NAME
ETL::Pipeline::Input::Excel - Input source for Microsoft Excel spreadsheets
SYNOPSIS
use ETL::Pipeline;
ETL::Pipeline->new( {
input => ['Excel', matching => qr/\.xlsx$/i],
mapping => {First => 'A', Second => qr/ID\s*Num/i},
output => ['UnitTest']
} )->process;
DESCRIPTION
ETL::Pipeline::Input::Excel defines an input source for reading MS Excel spreadsheets. It uses Spreadsheet::XLSX or Spreadsheet::ParseExcel, depending on the file type (XLSX or XLS).
METHODS & ATTRIBUTES
Arguments for "input" in ETL::Pipeline
ETL::Pipeline::Input::DelimitedText implements ETL::Pipeline::Input::File and ETL::Pipeline::Input::TabularFile. It supports all of the attributes from these roles.
return_blank_rows
Spreadsheet::XLSX or Spreadsheet::ParseExcel can't identify merged rows. Merged rows simply appear as blanks. So by default, ETL::Pipeline::Input::Excel skips over blank rows. Merged rows look like one record. When counting headers, do not count empty rows.
This boolean attribute overrides the default behaviour. ETL::Pipeline::Input::Excel returns blank rows as an empty record.
worksheet
worksheet reads data from a specific worksheet. By default, ETL::Pipeline::Input::Excel uses the first worksheet.

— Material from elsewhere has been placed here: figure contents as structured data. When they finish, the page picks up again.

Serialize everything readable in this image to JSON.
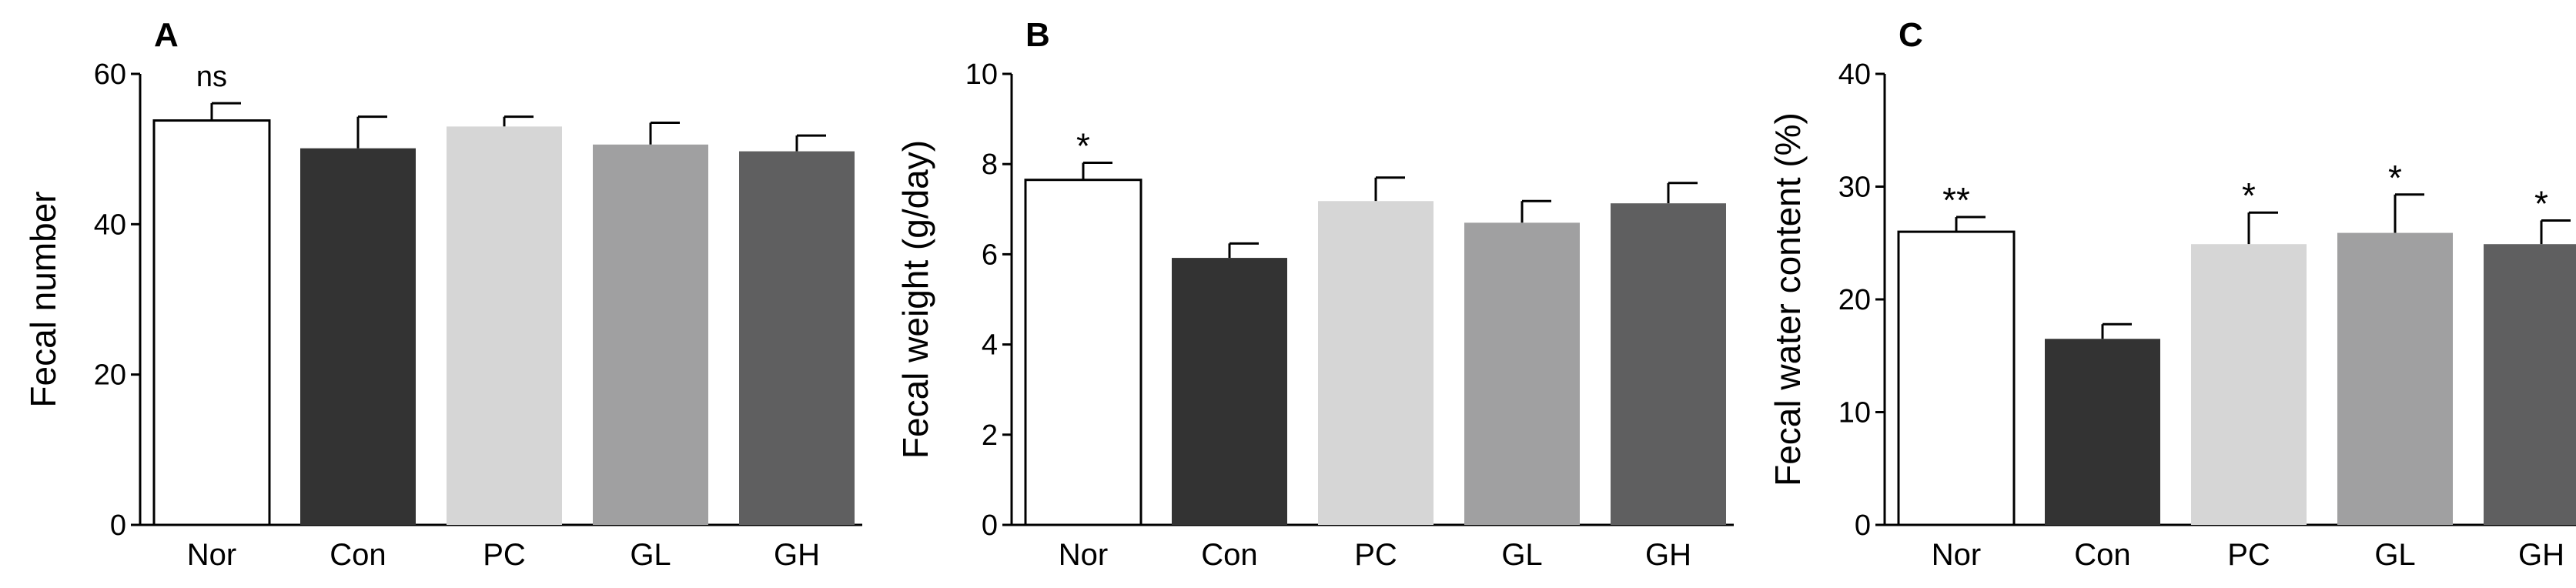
{
  "figure": {
    "description_free": true
  },
  "chart_data": [
    {
      "type": "bar",
      "panel_label": "A",
      "title": "",
      "xlabel": "",
      "ylabel": "Fecal number",
      "categories": [
        "Nor",
        "Con",
        "PC",
        "GL",
        "GH"
      ],
      "values": [
        53.8,
        50.1,
        53.0,
        50.6,
        49.7
      ],
      "errors": [
        2.3,
        4.2,
        1.3,
        2.9,
        2.1
      ],
      "annotations": [
        "ns",
        "",
        "",
        "",
        ""
      ],
      "ylim": [
        0,
        60
      ],
      "yticks": [
        0,
        20,
        40,
        60
      ],
      "colors": [
        "#ffffff",
        "#333333",
        "#d6d6d6",
        "#a0a0a1",
        "#5f5f60"
      ],
      "edge_color": "#000000",
      "grid": false
    },
    {
      "type": "bar",
      "panel_label": "B",
      "title": "",
      "xlabel": "",
      "ylabel": "Fecal weight (g/day)",
      "categories": [
        "Nor",
        "Con",
        "PC",
        "GL",
        "GH"
      ],
      "values": [
        7.65,
        5.92,
        7.18,
        6.7,
        7.13
      ],
      "errors": [
        0.38,
        0.32,
        0.52,
        0.48,
        0.45
      ],
      "annotations": [
        "*",
        "",
        "",
        "",
        ""
      ],
      "ylim": [
        0,
        10
      ],
      "yticks": [
        0,
        2,
        4,
        6,
        8,
        10
      ],
      "colors": [
        "#ffffff",
        "#333333",
        "#d6d6d6",
        "#a0a0a1",
        "#5f5f60"
      ],
      "edge_color": "#000000",
      "grid": false
    },
    {
      "type": "bar",
      "panel_label": "C",
      "title": "",
      "xlabel": "",
      "ylabel": "Fecal water content (%)",
      "categories": [
        "Nor",
        "Con",
        "PC",
        "GL",
        "GH"
      ],
      "values": [
        26.0,
        16.5,
        24.9,
        25.9,
        24.9
      ],
      "errors": [
        1.3,
        1.3,
        2.8,
        3.4,
        2.1
      ],
      "annotations": [
        "**",
        "",
        "*",
        "*",
        "*"
      ],
      "ylim": [
        0,
        40
      ],
      "yticks": [
        0,
        10,
        20,
        30,
        40
      ],
      "colors": [
        "#ffffff",
        "#333333",
        "#d6d6d6",
        "#a0a0a1",
        "#5f5f60"
      ],
      "edge_color": "#000000",
      "grid": false
    }
  ]
}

worksheet accepts a string or regular expression. As a string, worksheet looks for an exact match. As a regular expression, worksheet finds the first worksheet whose name matches the regular expression. Note that worksheet stops looking once it finds the first mach.

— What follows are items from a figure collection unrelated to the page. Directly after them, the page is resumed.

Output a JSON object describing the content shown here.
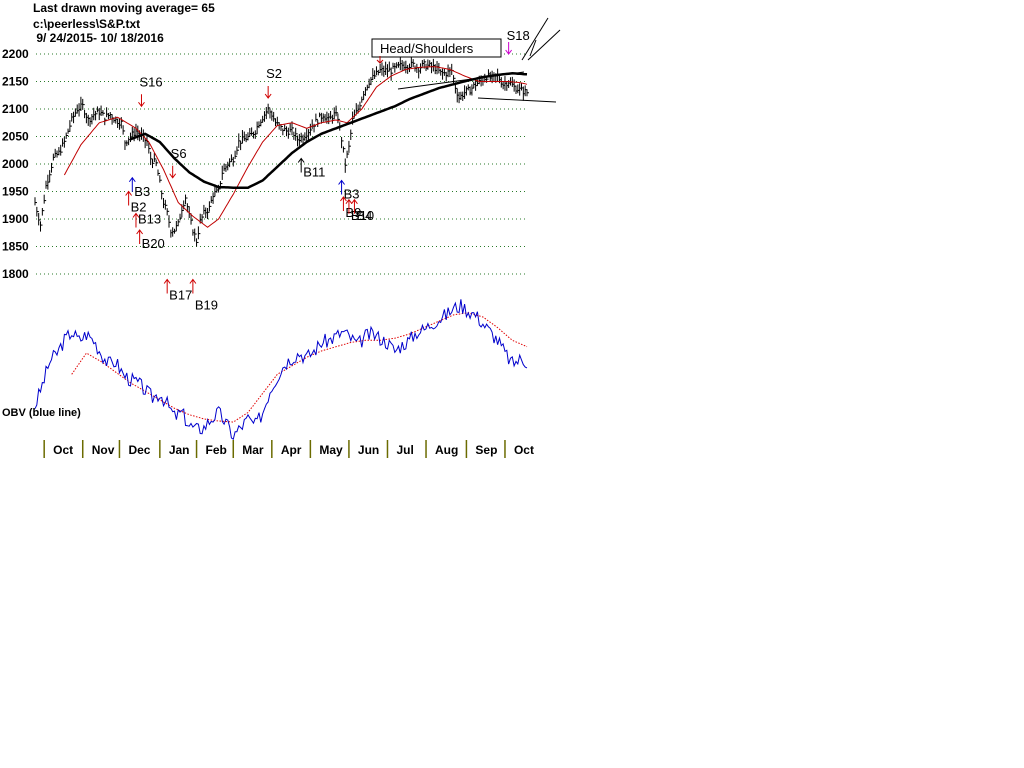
{
  "header": {
    "line1": "Last drawn moving average= 65",
    "line2": "c:\\peerless\\S&P.txt",
    "line3": " 9/ 24/2015- 10/ 18/2016"
  },
  "chart_data": {
    "type": "line",
    "price_yticks": [
      2200,
      2150,
      2100,
      2050,
      2000,
      1950,
      1900,
      1850,
      1800
    ],
    "price_ylim": [
      1790,
      2210
    ],
    "months": [
      "Oct",
      "Nov",
      "Dec",
      "Jan",
      "Feb",
      "Mar",
      "Apr",
      "May",
      "Jun",
      "Jul",
      "Aug",
      "Sep",
      "Oct"
    ],
    "x_index_range": [
      0,
      268
    ],
    "price_close_anchors": [
      [
        0,
        1930
      ],
      [
        3,
        1890
      ],
      [
        6,
        1960
      ],
      [
        10,
        2010
      ],
      [
        13,
        2020
      ],
      [
        16,
        2040
      ],
      [
        20,
        2080
      ],
      [
        23,
        2100
      ],
      [
        26,
        2105
      ],
      [
        29,
        2080
      ],
      [
        32,
        2090
      ],
      [
        35,
        2095
      ],
      [
        38,
        2085
      ],
      [
        41,
        2090
      ],
      [
        44,
        2080
      ],
      [
        47,
        2075
      ],
      [
        49,
        2040
      ],
      [
        52,
        2050
      ],
      [
        55,
        2060
      ],
      [
        58,
        2050
      ],
      [
        61,
        2040
      ],
      [
        63,
        2010
      ],
      [
        66,
        2000
      ],
      [
        68,
        1965
      ],
      [
        70,
        1930
      ],
      [
        72,
        1910
      ],
      [
        74,
        1880
      ],
      [
        76,
        1880
      ],
      [
        78,
        1890
      ],
      [
        80,
        1920
      ],
      [
        82,
        1940
      ],
      [
        84,
        1905
      ],
      [
        86,
        1880
      ],
      [
        88,
        1860
      ],
      [
        90,
        1895
      ],
      [
        92,
        1910
      ],
      [
        95,
        1920
      ],
      [
        97,
        1945
      ],
      [
        100,
        1950
      ],
      [
        102,
        1985
      ],
      [
        105,
        2000
      ],
      [
        108,
        2010
      ],
      [
        111,
        2040
      ],
      [
        114,
        2045
      ],
      [
        117,
        2050
      ],
      [
        120,
        2060
      ],
      [
        122,
        2075
      ],
      [
        125,
        2090
      ],
      [
        127,
        2100
      ],
      [
        129,
        2090
      ],
      [
        131,
        2075
      ],
      [
        134,
        2065
      ],
      [
        137,
        2060
      ],
      [
        140,
        2060
      ],
      [
        143,
        2045
      ],
      [
        146,
        2050
      ],
      [
        149,
        2060
      ],
      [
        151,
        2070
      ],
      [
        154,
        2080
      ],
      [
        157,
        2090
      ],
      [
        160,
        2080
      ],
      [
        163,
        2090
      ],
      [
        165,
        2085
      ],
      [
        167,
        2045
      ],
      [
        169,
        2000
      ],
      [
        171,
        2030
      ],
      [
        173,
        2080
      ],
      [
        176,
        2100
      ],
      [
        179,
        2130
      ],
      [
        182,
        2150
      ],
      [
        185,
        2160
      ],
      [
        188,
        2170
      ],
      [
        191,
        2170
      ],
      [
        194,
        2170
      ],
      [
        197,
        2175
      ],
      [
        200,
        2180
      ],
      [
        203,
        2180
      ],
      [
        206,
        2180
      ],
      [
        209,
        2175
      ],
      [
        212,
        2180
      ],
      [
        215,
        2178
      ],
      [
        218,
        2175
      ],
      [
        221,
        2165
      ],
      [
        224,
        2165
      ],
      [
        227,
        2170
      ],
      [
        229,
        2140
      ],
      [
        231,
        2120
      ],
      [
        234,
        2130
      ],
      [
        237,
        2135
      ],
      [
        240,
        2145
      ],
      [
        243,
        2150
      ],
      [
        246,
        2160
      ],
      [
        249,
        2155
      ],
      [
        252,
        2160
      ],
      [
        255,
        2145
      ],
      [
        258,
        2150
      ],
      [
        261,
        2140
      ],
      [
        264,
        2135
      ],
      [
        268,
        2130
      ]
    ],
    "ma21_anchors": [
      [
        16,
        1980
      ],
      [
        25,
        2035
      ],
      [
        35,
        2075
      ],
      [
        45,
        2085
      ],
      [
        55,
        2065
      ],
      [
        62,
        2040
      ],
      [
        70,
        1990
      ],
      [
        78,
        1930
      ],
      [
        86,
        1905
      ],
      [
        94,
        1885
      ],
      [
        100,
        1900
      ],
      [
        108,
        1945
      ],
      [
        116,
        1995
      ],
      [
        124,
        2040
      ],
      [
        132,
        2070
      ],
      [
        140,
        2075
      ],
      [
        148,
        2065
      ],
      [
        156,
        2075
      ],
      [
        164,
        2080
      ],
      [
        170,
        2075
      ],
      [
        178,
        2100
      ],
      [
        186,
        2140
      ],
      [
        194,
        2160
      ],
      [
        202,
        2172
      ],
      [
        210,
        2176
      ],
      [
        218,
        2177
      ],
      [
        226,
        2172
      ],
      [
        234,
        2160
      ],
      [
        242,
        2150
      ],
      [
        250,
        2150
      ],
      [
        258,
        2150
      ],
      [
        264,
        2148
      ],
      [
        268,
        2145
      ]
    ],
    "ma65_anchors": [
      [
        52,
        2045
      ],
      [
        60,
        2055
      ],
      [
        68,
        2040
      ],
      [
        76,
        2010
      ],
      [
        84,
        1985
      ],
      [
        92,
        1968
      ],
      [
        100,
        1958
      ],
      [
        108,
        1957
      ],
      [
        116,
        1957
      ],
      [
        124,
        1970
      ],
      [
        132,
        1995
      ],
      [
        140,
        2020
      ],
      [
        148,
        2040
      ],
      [
        156,
        2055
      ],
      [
        164,
        2065
      ],
      [
        172,
        2075
      ],
      [
        180,
        2085
      ],
      [
        188,
        2095
      ],
      [
        196,
        2105
      ],
      [
        204,
        2118
      ],
      [
        212,
        2128
      ],
      [
        220,
        2138
      ],
      [
        228,
        2145
      ],
      [
        236,
        2152
      ],
      [
        244,
        2158
      ],
      [
        252,
        2162
      ],
      [
        260,
        2165
      ],
      [
        268,
        2163
      ]
    ],
    "obv_anchors": [
      [
        0,
        30
      ],
      [
        4,
        50
      ],
      [
        8,
        72
      ],
      [
        12,
        80
      ],
      [
        16,
        92
      ],
      [
        20,
        100
      ],
      [
        24,
        92
      ],
      [
        28,
        98
      ],
      [
        32,
        92
      ],
      [
        36,
        80
      ],
      [
        40,
        70
      ],
      [
        44,
        72
      ],
      [
        48,
        60
      ],
      [
        52,
        55
      ],
      [
        56,
        52
      ],
      [
        60,
        45
      ],
      [
        64,
        38
      ],
      [
        68,
        42
      ],
      [
        72,
        32
      ],
      [
        76,
        20
      ],
      [
        80,
        24
      ],
      [
        84,
        12
      ],
      [
        88,
        8
      ],
      [
        92,
        10
      ],
      [
        96,
        18
      ],
      [
        100,
        24
      ],
      [
        104,
        14
      ],
      [
        108,
        2
      ],
      [
        112,
        10
      ],
      [
        116,
        18
      ],
      [
        120,
        12
      ],
      [
        124,
        24
      ],
      [
        128,
        45
      ],
      [
        132,
        58
      ],
      [
        136,
        70
      ],
      [
        140,
        76
      ],
      [
        144,
        80
      ],
      [
        148,
        76
      ],
      [
        152,
        82
      ],
      [
        156,
        90
      ],
      [
        160,
        92
      ],
      [
        164,
        96
      ],
      [
        168,
        100
      ],
      [
        172,
        94
      ],
      [
        176,
        88
      ],
      [
        180,
        96
      ],
      [
        184,
        98
      ],
      [
        188,
        94
      ],
      [
        192,
        90
      ],
      [
        196,
        82
      ],
      [
        200,
        88
      ],
      [
        204,
        92
      ],
      [
        208,
        100
      ],
      [
        212,
        102
      ],
      [
        216,
        108
      ],
      [
        220,
        112
      ],
      [
        224,
        116
      ],
      [
        228,
        122
      ],
      [
        232,
        125
      ],
      [
        236,
        120
      ],
      [
        240,
        116
      ],
      [
        244,
        108
      ],
      [
        248,
        100
      ],
      [
        252,
        92
      ],
      [
        256,
        80
      ],
      [
        260,
        70
      ],
      [
        264,
        74
      ],
      [
        268,
        72
      ]
    ],
    "obv_ma_anchors": [
      [
        20,
        60
      ],
      [
        28,
        80
      ],
      [
        36,
        72
      ],
      [
        44,
        62
      ],
      [
        52,
        52
      ],
      [
        60,
        44
      ],
      [
        68,
        36
      ],
      [
        76,
        28
      ],
      [
        84,
        22
      ],
      [
        92,
        18
      ],
      [
        100,
        16
      ],
      [
        108,
        15
      ],
      [
        116,
        24
      ],
      [
        124,
        42
      ],
      [
        132,
        60
      ],
      [
        140,
        68
      ],
      [
        148,
        76
      ],
      [
        156,
        82
      ],
      [
        164,
        86
      ],
      [
        172,
        90
      ],
      [
        180,
        92
      ],
      [
        188,
        92
      ],
      [
        196,
        94
      ],
      [
        204,
        98
      ],
      [
        212,
        104
      ],
      [
        220,
        110
      ],
      [
        228,
        116
      ],
      [
        236,
        118
      ],
      [
        244,
        114
      ],
      [
        252,
        104
      ],
      [
        260,
        92
      ],
      [
        268,
        86
      ]
    ],
    "obv_label": "OBV (blue line)",
    "head_shoulders_label": "Head/Shoulders",
    "signals": [
      {
        "label": "S16",
        "x": 58,
        "price": 2105,
        "dir": "down",
        "color": "red",
        "text_dy": -6
      },
      {
        "label": "S6",
        "x": 75,
        "price": 1975,
        "dir": "down",
        "color": "red",
        "text_dy": -6
      },
      {
        "label": "S2",
        "x": 127,
        "price": 2120,
        "dir": "down",
        "color": "red",
        "text_dy": -6
      },
      {
        "label": "B3",
        "x": 53,
        "price": 1975,
        "dir": "up",
        "color": "blue",
        "text_dy": 18
      },
      {
        "label": "B2",
        "x": 51,
        "price": 1950,
        "dir": "up",
        "color": "red",
        "text_dy": 20
      },
      {
        "label": "B13",
        "x": 55,
        "price": 1910,
        "dir": "up",
        "color": "red",
        "text_dy": 10
      },
      {
        "label": "B20",
        "x": 57,
        "price": 1880,
        "dir": "up",
        "color": "red",
        "text_dy": 18
      },
      {
        "label": "B17",
        "x": 72,
        "price": 1790,
        "dir": "up",
        "color": "red",
        "text_dy": 20
      },
      {
        "label": "B19",
        "x": 86,
        "price": 1790,
        "dir": "up",
        "color": "red",
        "text_dy": 30
      },
      {
        "label": "B11",
        "x": 145,
        "price": 2010,
        "dir": "up",
        "color": "black",
        "text_dy": 18
      },
      {
        "label": "B3",
        "x": 167,
        "price": 1970,
        "dir": "up",
        "color": "blue",
        "text_dy": 18
      },
      {
        "label": "B9",
        "x": 168,
        "price": 1940,
        "dir": "up",
        "color": "red",
        "text_dy": 20
      },
      {
        "label": "B10",
        "x": 171,
        "price": 1935,
        "dir": "up",
        "color": "red",
        "text_dy": 20
      },
      {
        "label": "B4",
        "x": 174,
        "price": 1935,
        "dir": "up",
        "color": "red",
        "text_dy": 20
      },
      {
        "label": "S18",
        "x": 258,
        "price": 2200,
        "dir": "down",
        "color": "magenta",
        "text_dy": 0
      }
    ],
    "grid": true,
    "legend": "none"
  }
}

ETL::Pipeline::Input::Excel throws an error if it cannot find a worksheet with a matching name.
password
password works with encrypted files. ETL::Pipeline::Input::Excel decrypts the file automatically.
Warning: password only works with Excel 2003 file (XLS). Encrypted XLSX files always fail. Spreadsheet::XLSX does not support encryption.
Called from "process" in ETL::Pipeline
get
get retrieves one field from the current record. get accepts one parameter. That parameter can be an index number, a column name, or a regular expression to match against column names.
$etl->get( 0 );
$etl->get( 'A' );
$etl->get( 'First' );
$etl->get( qr/\bfirst\b/i );
next_record
Read one record from the file for processing. next_record returns a boolean. True means success. False means it reached the end of the file.
while ($input->next_record) {
...
}
get_column_names
get_column_names reads the field names from the first row in the file. "get" can match field names using regular expressions.
configure
configure opens the MS Excel spread sheet for reading. It creates the correct worksheet object for XLS versus XLSX. XLS and XLSX files are different formats. ETL::Pipeline::Input::Excel uses the correct module for this specific file.
Both Excel parsers use coulmn numbers, starting with zero. configure automatically creates aliases for the column letters.
finish
finish closes the file.
Other Methods & Attributes
row
row is the next row in the spreadsheet for reading. Because ETL::Pipeline::Input::Excel skips blank rows, the "record_number" may not match the row number.
tab
tab holds the current worksheet object. The Excel parsers return an object for the tab (worksheet) with the data. It is set by "find_worksheet".
SEE ALSO
ETL::Pipeline, ETL::Pipeline::Input, ETL::Pipeline::Input::File, ETL::Pipeline::Input::Tabular
AUTHOR
Robert Wohlfarth <robert.j.wohlfarth@vanderbilt.edu>
LICENSE
Copyright 2016 (c) Vanderbilt University Medical Center
This program is free software; you can redistribute it and/or modify it under the same terms as Perl itself.